Monday, Oct. 26, 1981

Soft Core

By RICHARD SCHICKEL

". . . ALL THE MARBLES"

Directed by Robert Aldrich

Screenplay by Mel Frohman

This is not a movie that benefits from second thoughts. It has the structure of a conventional sports story: an agreeable underdog team known as the California Dolls and managed by a comically shrewd eccentric (Peter Falk) overcomes various tribulations to achieve a morally satisfying--and suspensefully staged--climactic confrontation with their longtime nemeses, the Toledo Tigers. Since the sport in question is something called female tag-team wrestling, there is a certain novelty of milieu and characters that has its entertainment value.

And the picture is well made in a broad-stroke sort of way. Director Aldrich (The Big Knife, What Ever Happened to Baby Jane? Hustle) has never been one to linger over subtleties, but he has a good sense of life on the scramble in the less exalted realms of Middle America, and he covers the action in the ring quite brilliantly. One starts to feel one's own tendons screeching as the ladies apply their holds to one another, and the shuddering impact of bodies flung to the canvas registers in the audience's bones. Writer Frohman has concocted a nice bickering relationship between Falk and his Dolls (Vicki Frederick and Laurene Landon), who are attractive, talented and without doubt the bravest young actresses in the business. As for Falk, his character has managed to identify himself, in his own mind anyway, with another traveling entertainer, Pagliacci. That, however, does not prevent him from wielding a baseball bat effectively when he has to defend himself and gruff words fail him.

Above all, he is, in his scheming way, the defender of a dream, an old-fashioned American dream of plucking and lucking to the top. That the movie implies this fantasy nowadays seems to survive only down here among the social mushrooms may even be a valid bit of cultural commentary.

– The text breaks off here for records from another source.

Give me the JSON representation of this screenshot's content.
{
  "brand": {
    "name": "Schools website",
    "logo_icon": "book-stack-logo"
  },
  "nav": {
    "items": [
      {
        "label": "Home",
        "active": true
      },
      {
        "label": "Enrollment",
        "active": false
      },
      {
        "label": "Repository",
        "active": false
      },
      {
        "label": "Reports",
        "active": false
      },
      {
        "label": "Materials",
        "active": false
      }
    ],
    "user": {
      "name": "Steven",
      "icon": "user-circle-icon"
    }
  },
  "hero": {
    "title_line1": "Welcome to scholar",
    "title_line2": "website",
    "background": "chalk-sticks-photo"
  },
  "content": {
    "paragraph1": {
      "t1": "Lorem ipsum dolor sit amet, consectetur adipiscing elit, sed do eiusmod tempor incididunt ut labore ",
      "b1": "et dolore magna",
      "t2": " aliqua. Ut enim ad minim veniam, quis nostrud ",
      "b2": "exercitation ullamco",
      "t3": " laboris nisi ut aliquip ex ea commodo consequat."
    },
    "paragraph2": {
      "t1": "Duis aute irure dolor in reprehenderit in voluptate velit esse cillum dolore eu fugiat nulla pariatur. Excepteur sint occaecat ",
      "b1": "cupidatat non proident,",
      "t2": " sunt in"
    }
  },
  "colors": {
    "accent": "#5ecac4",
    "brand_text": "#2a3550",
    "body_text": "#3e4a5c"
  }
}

All of this being the case, why does "... All the Marbles" leave one feeling lousy the morning after? Probably because its true subject is not the relationship between Falk and his women or the things they will do to rise to the tawdry top of their tacky world. That material, effective as it often is, can only be seen as an excuse for what is in fact an exercise in sadism. Basically what "... All the Marbles "does is invite its audience to witness pretty women in scanty costumes (and, by the end of the inevitable--and ill-motivated--mud-wrestling sequence, virtually no costumes at all) racking one another up. Their positions of combat are sexual; so are the carefully emphasized screams, moans and groans of pain, which are made to seem almost indistinguishable from those of pleasure. It is all very well calculated--at least one audience was cheering loudly as the Dolls approached their final victory. But the fact remains that the heart and soul of this movie are strictly soft core.